There's a neat circularity, though, that he had forgotten until the late Phil Kerr reminded him of it: one of McLaren's own cars actually featured in Smash Palace. Kerr organised the loan of a car Bruce had himself built, and it was Bruce's father Les who handed the vehicle over to Donaldson. In the movie, it's role is in in a framed photo in the lounge room of protagonist Bruno Lawrence's home in Horopito, Lawrence leaning on the bonnet.
The McLaren documentary's genesis came via an idea from producer Matthew Metcalfe (Love Birds, Dean Spanley), with an original treatment by screenwriter Glen Standring (The Dead Lands), while another actor-producer, Fraser Brown, enlisted Donaldson. The Giltrap car-dealership family are providing some of the financial backing. "They tapped the right guy," says Donaldson.
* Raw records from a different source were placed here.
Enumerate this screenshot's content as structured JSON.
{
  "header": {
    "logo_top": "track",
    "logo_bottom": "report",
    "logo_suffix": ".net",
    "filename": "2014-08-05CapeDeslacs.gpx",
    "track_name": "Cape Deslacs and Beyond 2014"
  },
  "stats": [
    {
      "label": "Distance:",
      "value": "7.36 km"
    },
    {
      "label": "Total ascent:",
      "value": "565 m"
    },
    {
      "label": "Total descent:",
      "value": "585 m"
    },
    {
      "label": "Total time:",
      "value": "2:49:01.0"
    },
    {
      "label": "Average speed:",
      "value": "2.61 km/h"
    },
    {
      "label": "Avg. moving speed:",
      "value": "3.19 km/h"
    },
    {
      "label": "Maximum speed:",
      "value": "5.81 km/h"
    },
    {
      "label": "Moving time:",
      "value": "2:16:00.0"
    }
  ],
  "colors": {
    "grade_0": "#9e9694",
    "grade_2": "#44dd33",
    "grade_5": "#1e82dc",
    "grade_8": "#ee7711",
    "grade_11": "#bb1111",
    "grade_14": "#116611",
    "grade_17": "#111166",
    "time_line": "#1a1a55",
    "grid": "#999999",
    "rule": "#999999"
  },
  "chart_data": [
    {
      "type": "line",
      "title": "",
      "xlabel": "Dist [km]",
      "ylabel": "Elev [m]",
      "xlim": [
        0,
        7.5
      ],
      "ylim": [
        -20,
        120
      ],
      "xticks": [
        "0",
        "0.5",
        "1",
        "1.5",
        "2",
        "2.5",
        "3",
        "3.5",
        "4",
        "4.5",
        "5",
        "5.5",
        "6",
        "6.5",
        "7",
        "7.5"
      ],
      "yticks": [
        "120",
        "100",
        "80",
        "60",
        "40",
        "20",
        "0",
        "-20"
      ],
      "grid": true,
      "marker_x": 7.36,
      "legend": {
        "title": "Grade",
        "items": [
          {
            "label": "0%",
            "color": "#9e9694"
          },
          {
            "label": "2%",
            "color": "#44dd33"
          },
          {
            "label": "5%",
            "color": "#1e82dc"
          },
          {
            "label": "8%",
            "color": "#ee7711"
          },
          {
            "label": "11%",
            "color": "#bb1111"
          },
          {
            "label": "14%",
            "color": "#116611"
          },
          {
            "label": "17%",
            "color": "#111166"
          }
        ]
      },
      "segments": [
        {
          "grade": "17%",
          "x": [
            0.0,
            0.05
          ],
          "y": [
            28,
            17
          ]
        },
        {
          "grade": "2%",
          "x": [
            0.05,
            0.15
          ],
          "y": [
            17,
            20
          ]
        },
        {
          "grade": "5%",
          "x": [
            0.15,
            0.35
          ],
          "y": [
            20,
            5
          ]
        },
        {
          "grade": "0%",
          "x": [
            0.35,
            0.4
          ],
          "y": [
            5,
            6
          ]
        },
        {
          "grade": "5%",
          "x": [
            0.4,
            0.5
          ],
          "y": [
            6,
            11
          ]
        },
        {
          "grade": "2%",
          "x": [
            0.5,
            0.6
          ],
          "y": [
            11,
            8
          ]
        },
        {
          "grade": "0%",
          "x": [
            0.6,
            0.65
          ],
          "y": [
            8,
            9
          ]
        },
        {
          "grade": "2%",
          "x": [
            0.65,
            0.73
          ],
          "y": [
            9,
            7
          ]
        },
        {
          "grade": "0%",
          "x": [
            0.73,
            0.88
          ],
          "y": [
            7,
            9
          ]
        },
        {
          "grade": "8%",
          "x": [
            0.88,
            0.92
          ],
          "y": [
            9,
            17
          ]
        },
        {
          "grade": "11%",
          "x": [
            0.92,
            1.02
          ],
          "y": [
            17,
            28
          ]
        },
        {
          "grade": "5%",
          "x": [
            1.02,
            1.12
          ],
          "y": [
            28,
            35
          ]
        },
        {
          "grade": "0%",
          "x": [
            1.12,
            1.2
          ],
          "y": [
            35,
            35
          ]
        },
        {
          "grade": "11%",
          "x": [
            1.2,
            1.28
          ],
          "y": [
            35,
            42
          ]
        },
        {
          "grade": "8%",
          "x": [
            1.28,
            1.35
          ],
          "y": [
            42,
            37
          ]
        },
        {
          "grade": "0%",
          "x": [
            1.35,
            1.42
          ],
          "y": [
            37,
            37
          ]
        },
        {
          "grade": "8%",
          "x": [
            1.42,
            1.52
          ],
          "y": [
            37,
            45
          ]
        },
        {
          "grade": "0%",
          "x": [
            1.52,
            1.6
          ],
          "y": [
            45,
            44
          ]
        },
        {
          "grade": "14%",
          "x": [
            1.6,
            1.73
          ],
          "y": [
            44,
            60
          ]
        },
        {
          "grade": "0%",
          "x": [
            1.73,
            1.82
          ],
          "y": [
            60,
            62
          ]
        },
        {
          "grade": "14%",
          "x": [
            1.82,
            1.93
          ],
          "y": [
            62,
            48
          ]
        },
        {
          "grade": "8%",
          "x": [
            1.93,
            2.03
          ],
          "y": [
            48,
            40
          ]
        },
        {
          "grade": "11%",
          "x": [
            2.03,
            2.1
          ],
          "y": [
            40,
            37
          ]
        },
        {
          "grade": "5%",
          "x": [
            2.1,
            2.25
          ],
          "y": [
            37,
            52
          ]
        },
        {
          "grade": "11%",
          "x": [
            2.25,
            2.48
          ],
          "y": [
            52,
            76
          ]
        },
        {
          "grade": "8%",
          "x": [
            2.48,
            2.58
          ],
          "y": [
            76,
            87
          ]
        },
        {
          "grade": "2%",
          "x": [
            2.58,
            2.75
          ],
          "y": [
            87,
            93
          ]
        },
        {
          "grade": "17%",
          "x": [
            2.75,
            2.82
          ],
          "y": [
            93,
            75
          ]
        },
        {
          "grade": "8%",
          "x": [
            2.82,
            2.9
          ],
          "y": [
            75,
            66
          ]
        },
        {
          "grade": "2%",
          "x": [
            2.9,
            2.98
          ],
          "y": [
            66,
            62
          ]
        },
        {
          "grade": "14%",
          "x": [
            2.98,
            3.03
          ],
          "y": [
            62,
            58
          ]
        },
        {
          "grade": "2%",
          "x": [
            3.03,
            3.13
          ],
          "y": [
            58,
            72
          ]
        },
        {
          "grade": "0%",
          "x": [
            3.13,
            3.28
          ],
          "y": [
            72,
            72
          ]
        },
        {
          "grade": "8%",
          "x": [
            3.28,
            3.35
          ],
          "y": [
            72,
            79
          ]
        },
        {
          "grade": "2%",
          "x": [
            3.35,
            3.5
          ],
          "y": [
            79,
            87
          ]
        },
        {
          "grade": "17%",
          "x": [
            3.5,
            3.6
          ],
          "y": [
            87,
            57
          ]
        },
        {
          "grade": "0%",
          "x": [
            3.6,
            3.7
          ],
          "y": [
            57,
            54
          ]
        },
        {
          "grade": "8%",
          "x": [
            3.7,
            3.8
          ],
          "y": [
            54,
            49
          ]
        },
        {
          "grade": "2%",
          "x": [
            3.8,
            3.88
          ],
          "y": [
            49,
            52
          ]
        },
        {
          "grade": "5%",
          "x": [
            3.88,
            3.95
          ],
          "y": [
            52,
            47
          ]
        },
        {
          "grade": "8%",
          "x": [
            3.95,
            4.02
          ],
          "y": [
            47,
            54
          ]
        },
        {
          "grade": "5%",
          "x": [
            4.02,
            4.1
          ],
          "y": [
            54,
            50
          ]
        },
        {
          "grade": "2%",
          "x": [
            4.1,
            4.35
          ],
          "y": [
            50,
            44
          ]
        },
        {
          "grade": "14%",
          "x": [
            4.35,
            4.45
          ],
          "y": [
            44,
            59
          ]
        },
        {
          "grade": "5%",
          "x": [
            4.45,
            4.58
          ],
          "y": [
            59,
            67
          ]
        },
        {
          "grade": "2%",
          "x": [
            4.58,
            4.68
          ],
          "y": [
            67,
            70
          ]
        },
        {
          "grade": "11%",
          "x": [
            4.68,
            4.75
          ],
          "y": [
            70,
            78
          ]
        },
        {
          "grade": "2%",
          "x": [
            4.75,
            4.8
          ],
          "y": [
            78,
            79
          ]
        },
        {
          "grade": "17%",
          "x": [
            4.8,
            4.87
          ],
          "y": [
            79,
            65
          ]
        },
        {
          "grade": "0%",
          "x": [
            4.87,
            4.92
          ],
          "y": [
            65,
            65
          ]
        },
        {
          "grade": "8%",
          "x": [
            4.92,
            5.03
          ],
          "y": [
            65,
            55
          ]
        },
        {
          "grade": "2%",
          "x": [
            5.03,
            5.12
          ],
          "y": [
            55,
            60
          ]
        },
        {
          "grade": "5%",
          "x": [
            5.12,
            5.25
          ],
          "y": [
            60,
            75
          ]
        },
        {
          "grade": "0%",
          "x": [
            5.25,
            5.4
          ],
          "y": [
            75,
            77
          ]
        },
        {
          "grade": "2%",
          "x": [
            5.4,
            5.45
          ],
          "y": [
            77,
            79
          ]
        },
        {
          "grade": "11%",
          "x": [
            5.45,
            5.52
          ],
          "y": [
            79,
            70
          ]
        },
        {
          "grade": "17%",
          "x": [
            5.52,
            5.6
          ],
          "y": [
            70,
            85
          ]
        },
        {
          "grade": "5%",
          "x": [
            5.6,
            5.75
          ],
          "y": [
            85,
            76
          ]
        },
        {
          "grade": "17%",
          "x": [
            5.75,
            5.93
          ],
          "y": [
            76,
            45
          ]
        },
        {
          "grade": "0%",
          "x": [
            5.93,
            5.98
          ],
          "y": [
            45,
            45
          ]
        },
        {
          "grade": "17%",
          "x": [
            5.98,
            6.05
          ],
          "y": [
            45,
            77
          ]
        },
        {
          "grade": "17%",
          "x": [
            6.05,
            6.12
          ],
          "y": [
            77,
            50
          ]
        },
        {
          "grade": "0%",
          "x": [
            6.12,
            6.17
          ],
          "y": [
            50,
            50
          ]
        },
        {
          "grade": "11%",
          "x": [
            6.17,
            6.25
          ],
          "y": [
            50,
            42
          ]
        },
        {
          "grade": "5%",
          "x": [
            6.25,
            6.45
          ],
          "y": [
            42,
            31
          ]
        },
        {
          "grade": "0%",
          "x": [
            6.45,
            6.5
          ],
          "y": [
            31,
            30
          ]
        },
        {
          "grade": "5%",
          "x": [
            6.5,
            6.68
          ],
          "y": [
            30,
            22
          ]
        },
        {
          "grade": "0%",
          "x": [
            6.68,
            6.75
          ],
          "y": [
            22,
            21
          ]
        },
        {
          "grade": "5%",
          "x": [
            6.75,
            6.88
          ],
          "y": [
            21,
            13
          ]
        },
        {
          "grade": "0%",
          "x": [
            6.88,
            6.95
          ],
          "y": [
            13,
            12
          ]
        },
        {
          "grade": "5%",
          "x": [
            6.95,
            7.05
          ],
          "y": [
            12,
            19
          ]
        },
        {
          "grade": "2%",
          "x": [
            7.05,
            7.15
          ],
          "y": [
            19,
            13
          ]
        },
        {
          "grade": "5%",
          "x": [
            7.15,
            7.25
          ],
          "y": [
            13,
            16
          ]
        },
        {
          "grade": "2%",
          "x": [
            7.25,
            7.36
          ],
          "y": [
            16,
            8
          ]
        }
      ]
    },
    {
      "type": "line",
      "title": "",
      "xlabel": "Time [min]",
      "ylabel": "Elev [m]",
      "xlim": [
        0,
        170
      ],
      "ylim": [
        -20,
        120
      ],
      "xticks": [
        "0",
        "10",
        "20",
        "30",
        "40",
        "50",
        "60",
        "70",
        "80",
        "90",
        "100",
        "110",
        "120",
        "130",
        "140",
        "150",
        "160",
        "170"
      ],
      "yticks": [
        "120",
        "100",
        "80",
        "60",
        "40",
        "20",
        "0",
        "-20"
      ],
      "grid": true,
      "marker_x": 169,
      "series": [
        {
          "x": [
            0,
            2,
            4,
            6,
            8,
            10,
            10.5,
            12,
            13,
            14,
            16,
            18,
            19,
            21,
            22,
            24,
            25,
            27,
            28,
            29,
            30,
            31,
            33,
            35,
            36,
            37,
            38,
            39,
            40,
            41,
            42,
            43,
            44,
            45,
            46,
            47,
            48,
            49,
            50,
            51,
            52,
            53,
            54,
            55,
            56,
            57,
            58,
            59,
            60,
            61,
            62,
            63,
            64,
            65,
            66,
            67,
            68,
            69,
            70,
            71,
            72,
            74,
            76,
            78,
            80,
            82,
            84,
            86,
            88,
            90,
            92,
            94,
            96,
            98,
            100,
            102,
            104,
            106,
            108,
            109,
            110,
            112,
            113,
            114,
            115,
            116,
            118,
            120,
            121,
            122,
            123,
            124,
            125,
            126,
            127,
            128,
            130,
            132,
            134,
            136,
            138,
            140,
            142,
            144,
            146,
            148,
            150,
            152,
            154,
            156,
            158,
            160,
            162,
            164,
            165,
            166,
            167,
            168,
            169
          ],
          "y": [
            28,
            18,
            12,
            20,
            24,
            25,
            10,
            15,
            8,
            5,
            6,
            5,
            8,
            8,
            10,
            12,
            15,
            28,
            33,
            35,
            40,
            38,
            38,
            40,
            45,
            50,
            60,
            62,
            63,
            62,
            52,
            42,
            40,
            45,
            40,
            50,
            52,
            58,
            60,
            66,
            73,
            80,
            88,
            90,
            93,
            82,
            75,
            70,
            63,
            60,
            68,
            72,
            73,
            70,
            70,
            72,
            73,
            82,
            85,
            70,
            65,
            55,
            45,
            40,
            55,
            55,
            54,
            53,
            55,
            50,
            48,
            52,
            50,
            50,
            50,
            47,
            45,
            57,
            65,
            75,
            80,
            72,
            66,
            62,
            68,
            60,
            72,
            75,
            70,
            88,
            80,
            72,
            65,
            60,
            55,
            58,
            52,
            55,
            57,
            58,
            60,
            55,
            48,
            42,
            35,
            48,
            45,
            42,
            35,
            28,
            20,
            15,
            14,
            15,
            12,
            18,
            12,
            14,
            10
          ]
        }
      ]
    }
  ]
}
Actually, he says, he gets offered a lot of car movies: a group of German investors have seduced him with the idea of a movie about the Mercedes car company in the 1930s and it's involvement with Nazism, and he's also intrigued by an approach from US racing driver Danny Thompson to make a movie about his father, murdered land-speed world record holder Mickey Thompson.
But after the McLaren story, there are a couple of projects here that could keep him here for so much longer. He's interested in an idea about a movie about the pioneering New Zealand World War Two plastic surgeon Archie McIndoe. "I could be back here forever, if things keep happening. Movies take you all over the world, and the world is a small place now. But having a real reason to be in New Zealand, apart from that I have family here, and a vineyard here and friends here and I come here whether I am making movies or not, but it is good to have another reason, a work reason, to come here."
Help Roger Donaldson make his new movie
Roger Donaldson would love to hear from anyone with any of the following stashed away in their garden shed:
- shots or footage of Bruce winning races; Bruce's wedding; kids' drawings of racing cars from the 1960s; the Muriwai Beach races and New Zealand hill climbing races of the 1950s; the Tasman Series; footage or photos of Bruce at Seddon Tech; the Wilson Home, 1948-49, any personal photos or footage, including of a Bradshaw Frame (the medical equipment Bruce used for his leg); the memorial service for Bruce at St Paul's, London, 1970; a meeting of race car drivers shortly after at the Dorchester Hotel to discuss safety; video of Bruce's widow Patty accepting the Seagrave Trophy; footage or photos of Bruce in the CanAm races particularly CanAm Texas, his final race; New Zealand footage of Bruce's funeral; any overseas material, particularly of Bruce at places such as Pebble Beach, California; any personal material about Bruce, especially related to the family garage at Remuera Rd, or Bruce with his friends Phil Kerr or Colin Beanland; the Driver to Europe dinner where Bruce won his overseas scholarship.
Anyone who can help should email phoebe@generalfilm.co.nz.
Bruce McLaren (1937-1970)
Bruce McLaren was born in Auckland, to parents who owned a garage in Remuera Road, and father Les' passion for racing was soon inherited by his son. It was Bruce's performance in the 1958 New Zealand Grand Prix that drew the attention of McLaren's first mentor, the Australian driver Jack Brabham. McLaren won a European driving scholarship and began driving Formula Two cars. He won the 1959 US Grand Prix at the age of 22 years, 104 days, setting a new record for the youngest-ever driver and was runner-up in the 1960 season. He then founded the famous McLaren Formula One racing team, which continues to race today. McLaren died at the age of 32 when he crashed during testing at the Goodwood race track in England on June 2, 1970.